Autres

Sanctions après la finale de la CAN 2025 : L’appel du Maroc accepté, le dossier relancé

L’appel de la Fédération royale marocaine de football (FRMF), concernant les événements survenus lors de la finale de la CAN 2025 disputée le dimanche 18 janvier à Rabat, a été accepté. Le dossier sera, par conséquent, rouvert et examiné de nouveau. La commission d’appel de la Confederation of African Football (CAF) examinera ce mardi 17 mars l’appel introduit par la FRMF contre les sanctions prononcées par la commission de discipline après la finale de la 2025 Africa Cup of Nations. Cette audience constitue une étape décisive dans le dossier, le Maroc contestant les mesures disciplinaires prises à l’issue de la rencontre qui a clôturé la compétition continentale.

Des sanctions contestées par la fédération marocaine

À la suite de la finale de la CAN 2025, la commission de discipline de la CAF avait infligé plusieurs sanctions liées à des incidents survenus autour du match. Estimant ces décisions injustifiées ou disproportionnées, la Fédération marocaine a saisi la commission d’appel afin d’obtenir une révision ou une annulation des sanctions. L’instance d’appel devra donc analyser les éléments du dossier et entendre les arguments présentés par la FRMF avant de rendre sa décision.

Le TAS comme ultime recours possible

Si la Fédération Royale Marocaine de Football venait à être déboutée par la commission d’appel de la Confederation of African Football, elle pourrait encore porter l’affaire devant le Court of Arbitration for Sport (TAS).
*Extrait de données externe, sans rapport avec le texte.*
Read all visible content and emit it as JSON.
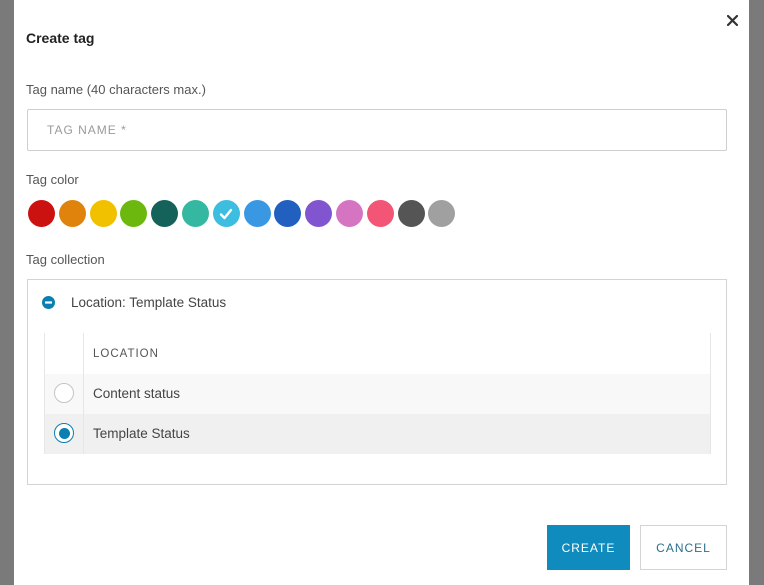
{
  "dialog": {
    "title": "Create tag",
    "close_icon": "close-icon"
  },
  "tag_name": {
    "label": "Tag name (40 characters max.)",
    "placeholder": "TAG NAME *",
    "value": ""
  },
  "tag_color": {
    "label": "Tag color",
    "selected_index": 6,
    "swatches": [
      "#cc1111",
      "#e0830c",
      "#f1c100",
      "#6cb80f",
      "#14625a",
      "#35b8a1",
      "#3dbde0",
      "#3a98e3",
      "#2160be",
      "#8155d0",
      "#d575c2",
      "#f25576",
      "#555555",
      "#a0a0a0"
    ]
  },
  "tag_collection": {
    "label": "Tag collection",
    "group_label": "Location: Template Status",
    "group_icon": "minus-circle-icon",
    "table": {
      "header": "LOCATION",
      "rows": [
        {
          "label": "Content status",
          "selected": false
        },
        {
          "label": "Template Status",
          "selected": true
        }
      ]
    }
  },
  "buttons": {
    "create": "CREATE",
    "cancel": "CANCEL"
  },
  "colors": {
    "accent": "#0f8bbd",
    "radio_selected": "#0b7fb0",
    "row_alt": "#f8f8f8",
    "row_selected": "#f0f0f0"
  }
}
Le Tribunal arbitral du sport représente en effet la dernière instance juridique internationale compétente pour trancher les litiges liés aux décisions des organisations sportives.

Une décision très attendue dans le football africain

La décision de la commission d’appel est particulièrement attendue dans le monde du football africain, car elle pourrait avoir des conséquences importantes sur les acteurs concernés par les sanctions initiales. Le verdict attendu après l’audience du 17 mars pourrait également influencer les futures procédures disciplinaires au sein de la CAF.